最後に彼は気づきました。自分の家は「焼かれた」のではなく「焼いた」のでもない。ただ「焼けた」のだ、と。そう思えたとき、彼の心は安らかになりました。この「焼けた」といった見方が如実知見(にょじつちけん)であり、空(くう)に基づく般若の智慧(はんにゃのちえ)です。この般若の智慧によって、私たちの心は安らかになるのです。
これは、自称「仏教原理主義者」としている宗教評論家ひろさちや氏の、NHKテレビテキスト『歴史は眠らない』“お経巡礼”(2009.6)中、“般若心経〜心を癒す処方箋〜”の一文です。
ひろさんといえば、分かりやすい言葉で仏教を解説されることでお馴染みの仏教学者で、これまでに280冊以上の著作、60冊もの共著・編著を重ねています。また、テレビあるいは講演会で話を聞かれたという人も多いかと思います。今年80歳ということです。
上述は、仏教の中心的な考え方『空』にもとづいた智慧“如実知見”を平易に説明したたとえ話です。

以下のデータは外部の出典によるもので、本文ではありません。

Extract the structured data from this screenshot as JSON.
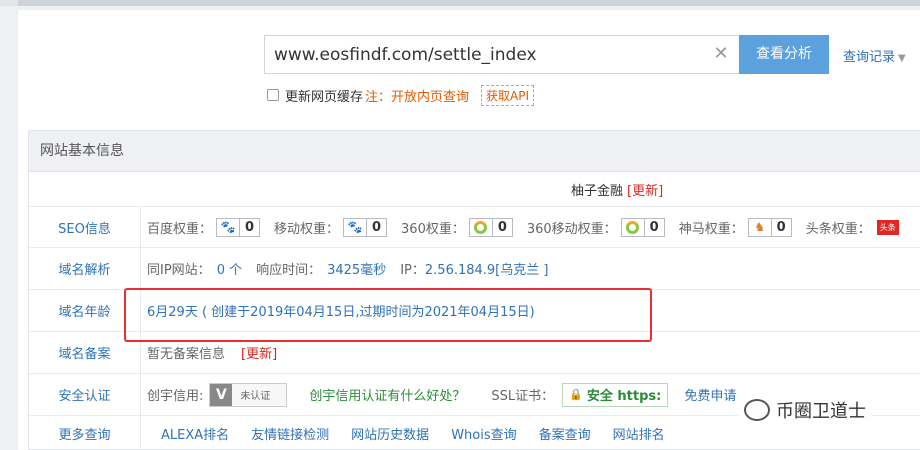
{
  "search": {
    "value": "www.eosfindf.com/settle_index",
    "button": "查看分析",
    "history": "查询记录",
    "refresh_label": "更新网页缓存",
    "note": "注：开放内页查询",
    "api": "获取API"
  },
  "basic": {
    "title": "网站基本信息",
    "site_name": "柚子金融",
    "update": "[更新]"
  },
  "seo": {
    "label": "SEO信息",
    "items": [
      {
        "name": "百度权重：",
        "icon": "paw-icon",
        "value": "0"
      },
      {
        "name": "移动权重：",
        "icon": "paw-icon",
        "value": "0"
      },
      {
        "name": "360权重：",
        "icon": "ring-icon",
        "value": "0"
      },
      {
        "name": "360移动权重：",
        "icon": "ring-icon",
        "value": "0"
      },
      {
        "name": "神马权重：",
        "icon": "horse-icon",
        "value": "0"
      },
      {
        "name": "头条权重：",
        "icon": "toutiao-icon",
        "value": "头条"
      }
    ]
  },
  "dns": {
    "label": "域名解析",
    "same_ip": "同IP网站：",
    "same_ip_value": "0 个",
    "response": "响应时间：",
    "response_value": "3425毫秒",
    "ip_label": "IP：",
    "ip_value": "2.56.184.9[乌克兰 ]"
  },
  "age": {
    "label": "域名年龄",
    "value": "6月29天 ( 创建于2019年04月15日,过期时间为2021年04月15日)"
  },
  "icp": {
    "label": "域名备案",
    "value": "暂无备案信息",
    "update": "[更新]"
  },
  "security": {
    "label": "安全认证",
    "credit": "创宇信用:",
    "cert_text": "未认证",
    "cert_letter": "V",
    "question": "创宇信用认证有什么好处？",
    "ssl_label": "SSL证书：",
    "ssl_value": "安全 https:",
    "free": "免费申请"
  },
  "more": {
    "label": "更多查询",
    "links": [
      "ALEXA排名",
      "友情链接检测",
      "网站历史数据",
      "Whois查询",
      "备案查询",
      "网站排名"
    ]
  },
  "watermark": "币圈卫道士"
}
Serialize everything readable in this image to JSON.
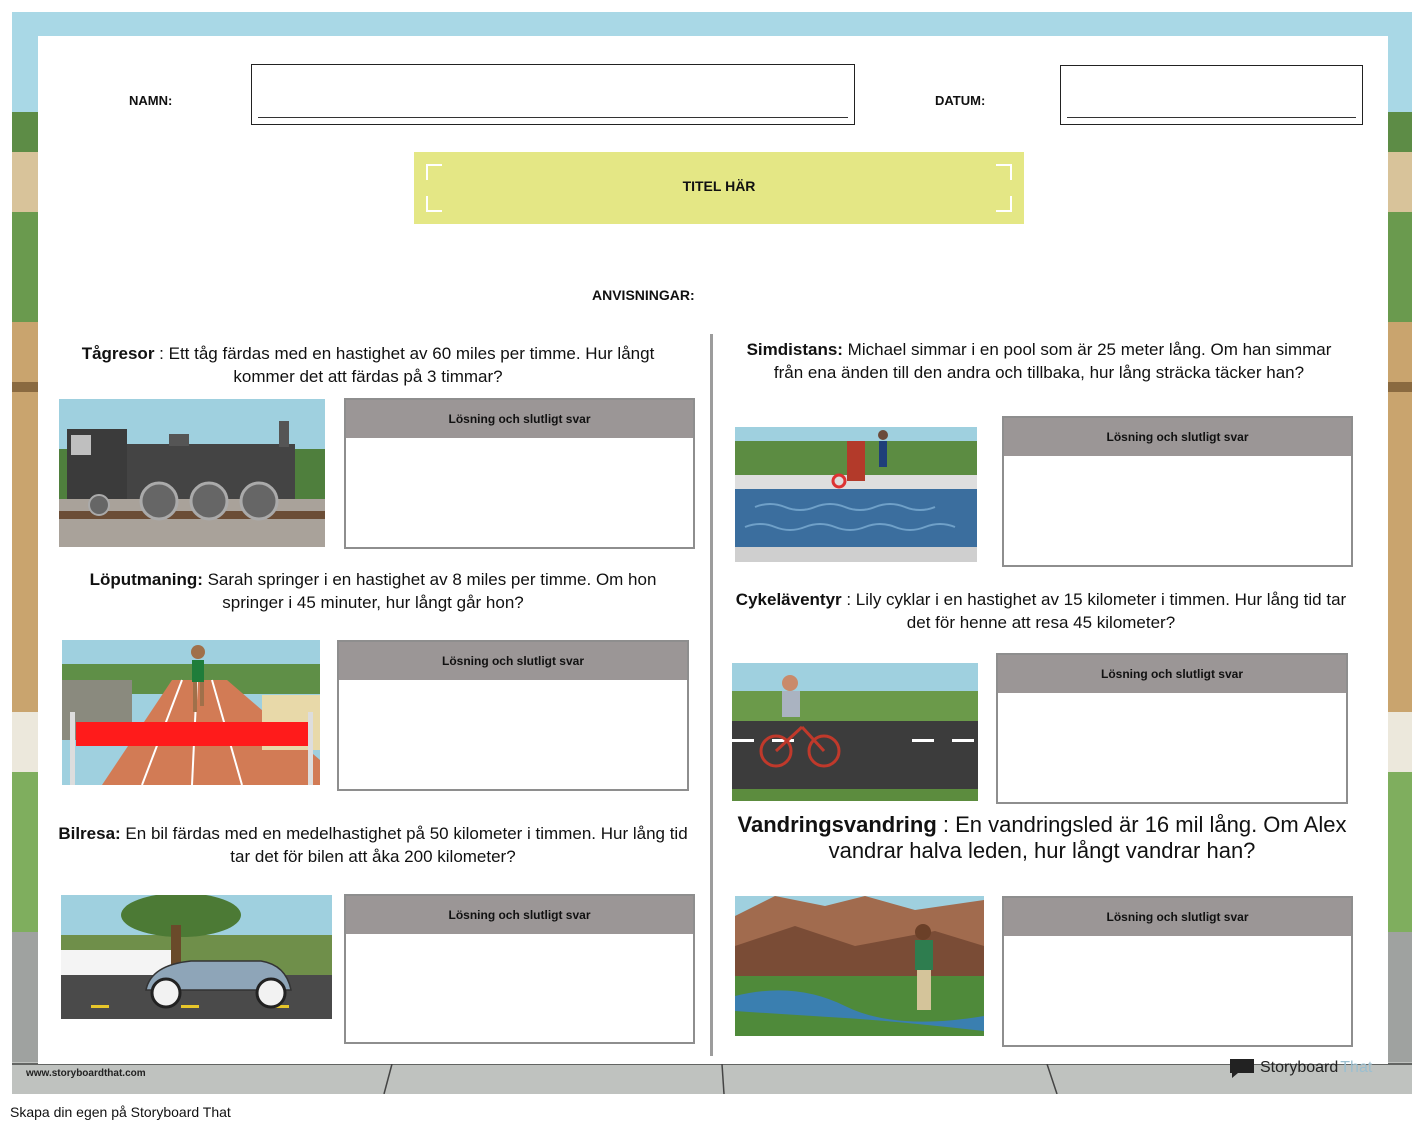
{
  "header": {
    "name_label": "NAMN:",
    "date_label": "DATUM:",
    "title_placeholder": "TITEL HÄR",
    "instructions_label": "ANVISNINGAR:"
  },
  "answer_header": "Lösning och slutligt svar",
  "problems": [
    {
      "title": "Tågresor",
      "text": " : Ett tåg färdas med en hastighet av 60 miles per timme. Hur långt kommer det att färdas på 3 timmar?",
      "image": "steam-train-illustration"
    },
    {
      "title": "Löputmaning:",
      "text": " Sarah springer i en hastighet av 8 miles per timme. Om hon springer i 45 minuter, hur långt går hon?",
      "image": "running-track-illustration"
    },
    {
      "title": "Bilresa:",
      "text": " En bil färdas med en medelhastighet på 50 kilometer i timmen. Hur lång tid tar det för bilen att åka 200 kilometer?",
      "image": "vintage-car-illustration"
    },
    {
      "title": "Simdistans:",
      "text": " Michael simmar i en pool som är 25 meter lång. Om han simmar från ena änden till den andra och tillbaka, hur lång sträcka täcker han?",
      "image": "swimming-pool-illustration"
    },
    {
      "title": "Cykeläventyr",
      "text": " : Lily cyklar i en hastighet av 15 kilometer i timmen. Hur lång tid tar det för henne att resa 45 kilometer?",
      "image": "cyclist-road-illustration"
    },
    {
      "title": "Vandringsvandring",
      "text": " : En vandringsled är 16 mil lång. Om Alex vandrar halva leden, hur långt vandrar han?",
      "image": "hiker-canyon-illustration"
    }
  ],
  "footer": {
    "site_url": "www.storyboardthat.com",
    "brand": "Storyboard",
    "brand_suffix": "That",
    "cta": "Skapa din egen på Storyboard That"
  },
  "colors": {
    "title_bg": "#e4e785",
    "answer_header_bg": "#9b9696",
    "sky": "#a9d8e6",
    "grass": "#6a9a4e"
  }
}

内容は、ある仏教学者が、隣家からのもらい火にどう対処されたかという話です。
まず、当人の自宅の中には貴重な蔵書、中にはもう二度と手に入らない書物もあったのではないかと想像がつきます。学者業(研究)になくてはならない仏教書・古書の類いは、お宝としての価値も考えられなくありません。その上、これまでの人生をかけて営々として書き溜めた、いわば命の次に大切な論文も含め灰燼(かいじん)と化したのです。わが身の無事を感謝する前に、これからどう生きて行ったらよいのか・・・、当人の苦悩が始まります。
一般に、<失火の原因が隣家の「重大な過失」である場合を除き、損害賠償請求はできない>(民法)のです。当人はそれを知りつつも、どうにか仕返しをしてやりたい。でも、隣家も廃墟と化していて、仕返しのしようもない。まさか犯罪に手を染めるわけにもいかない。どうにもこうにも腹のおさまりようがありません。
そんな毎日を送っていた当人は、さすがに仏教学者です。この悶々とした苦しみは、自分を、家を「焼かれた」被害者としている(執着)からに違いない。そういえば、隣家との間が狭すぎていたし、不燃仕様の壁でもなかった。ならば、人に「焼かれた」のではなく自分が不注意で「焼いた」と思うことにしよう。当人は、そんな意識の転換を図ろうと試みたのです。が、明らかに火元ではない。どうしても心はおさまらないのです。
そして、最後に、自分の家は「焼かれた」のでも「焼いた」のでもなく、ただ「焼けた」のだと気がついた。原因は、もらい火でなくても、星が降っても飛行機が落ちても同じこと、事実として「焼けてしまった」のだ。そう思えたとき、やっと心がやすらかになったというのです。
それからの当人は、心の安定を取り戻し、あとは、家を建て直すか借家暮らしに落ち着くか。とりわけ蔵書のリストと論文が研究室のパソコン上にバックアップされているかどうか。さしあたって今日をどうするか。目の前の課題を整理して考えたことでしょう。
ここで、上述同文中より、抜粋文をいくつか紹介します。
日本人は、「地獄と極楽」といったように二つを並立して受け取りますが、本当は極楽に対比されるものは娑婆(しゃば)なんです。娑婆というのはわれわれが住んでいるこの世界です。その娑婆の中に、天界・人間世界・修羅の世界・畜生界・餓鬼界・地獄界の六つがあり、六道輪廻といって、われわれはその六つの世界を輪廻転生しています。
私たちは、(その)娑婆の世界で、どうしたら損をしないですむか、どうしたら得をするか、そういう知恵ばかりはたらかせて悩んでいます。
空にもとづく智慧は、物事をあるがままに見ます。このあるがままに見ることを、“如実知見”と言います。あるがままに見ることは、こだわりなく対象を見ることです。
さて、親愛会では、4月に入職した新任職員あるいは異動した職員の皆様方には、それぞれの職場で、5月を迎えて一段落といったところでしょうか。
新たな人間関係の中で、思うようになることも、思うようにならないこともあるかと思います。私たちの福祉現場は業務標準表に基づいたチームワークの仕事なので、馴れないうちは思うようにならないと思えることが少なからずあるかもしれません。
私たちは、職場という社会の中にあって、いつしか悩みを多くして、結果、実体のない知恵の中で他人を責め続け、そういう自己をかえりみることもせず、自らと自らのまわりを地獄としてしまうようなことのないよう、物事をあるがままに見る“如実知見”の智慧をもって心安らかに生きたいものです。